If a dog is tied to a bicycle

BMJ 2012; 345 doi: (Published 26 October 2012) Cite this as: BMJ 2012;345:e7129
  1. Sean Ninan, ST4 specialty registrar
  1. 1Mid Yorkshire Hospitals, Pinderfields General Hospital, Wakefield, UK
  1. sean9n{at}

The senior house officer was fuming: “A&E! They’ve done it again! They’ve sent round an acute coronary syndrome who has blatantly got cholangitis.” He wasn’t prepared to let it go. “You’ve got to say something. This is a waste of our time and our bed.” It was clear that the patient’s initial working diagnosis was wrong and that he needed referral to the surgeons.

But there was little point in being upset; we have to accept that a certain portion of our referrals may have alternative diagnoses. My reply, however, may have seemed cryptic: “If a dog is tied to the back of a bicycle that is being pedalled forwards, which way does the dog run? It only has one choice—run forwards. If it runs backwards, it will go nowhere or, worse still, strangle itself.”

I was reflecting on an episode of the Channel 4 television series Philosophy: A Guide to Happiness,1 in which Alain de Botton takes us through the teachings of Seneca, a Roman philosopher. In it he shows a London van driver raging daily at the inconsiderate driving habits of others. Seneca called anger “the most hideous and frenzied of all emotions.” He felt we could control it by altering our view of the world. The London van driver set off every day knowing that people would drive in the way that they did. Yet each day, he was surprised and outraged, and each day he found himself getting worked up.
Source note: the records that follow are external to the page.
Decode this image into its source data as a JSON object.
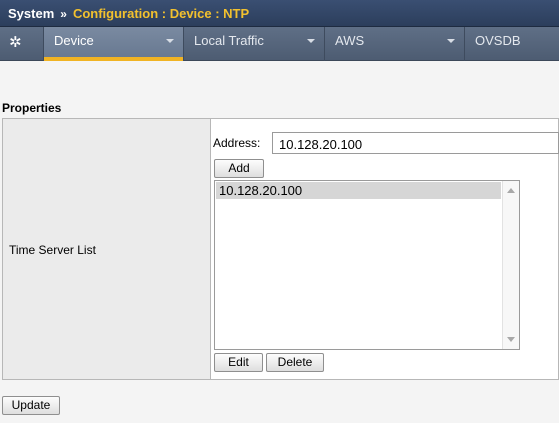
{
  "header": {
    "system": "System",
    "separator": "»",
    "breadcrumb": "Configuration : Device : NTP"
  },
  "tabs": [
    {
      "label": "Device",
      "active": true
    },
    {
      "label": "Local Traffic",
      "active": false
    },
    {
      "label": "AWS",
      "active": false
    },
    {
      "label": "OVSDB",
      "active": false
    }
  ],
  "gear_menu": {
    "icon": "gear-icon"
  },
  "properties": {
    "title": "Properties",
    "row_label": "Time Server List",
    "address_label": "Address:",
    "address_value": "10.128.20.100",
    "add_label": "Add",
    "servers": [
      "10.128.20.100"
    ],
    "edit_label": "Edit",
    "delete_label": "Delete"
  },
  "update_label": "Update",
  "colors": {
    "accent": "#f0b323",
    "breadcrumb": "#f2c12e",
    "titlebar": "#2c3e5c"
  }
}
As doctors, we know that diagnoses may have to be revised in the light of new information. We know that things may go wrong during our working day. Yet each day many of us act surprised by what we encounter at work and rail at the injustice of it all. In the TV programme, de Botton rides a bicycle with a dog tied to the back to illustrate Seneca’s example of accepting one’s fate. Unlike dogs, however, we can reason. We can consider what things we can change, and what things we can’t. When we can’t change things, we need to change our attitude towards them—and accept that the diagnosis on referrals may not reach 100%, that blood samples may go missing, or that there are 25 patients waiting to be seen at the start of your shift. By accepting things a little more “philosophically,” we can focus on what we can change and improve rather than dwelling on what we can’t.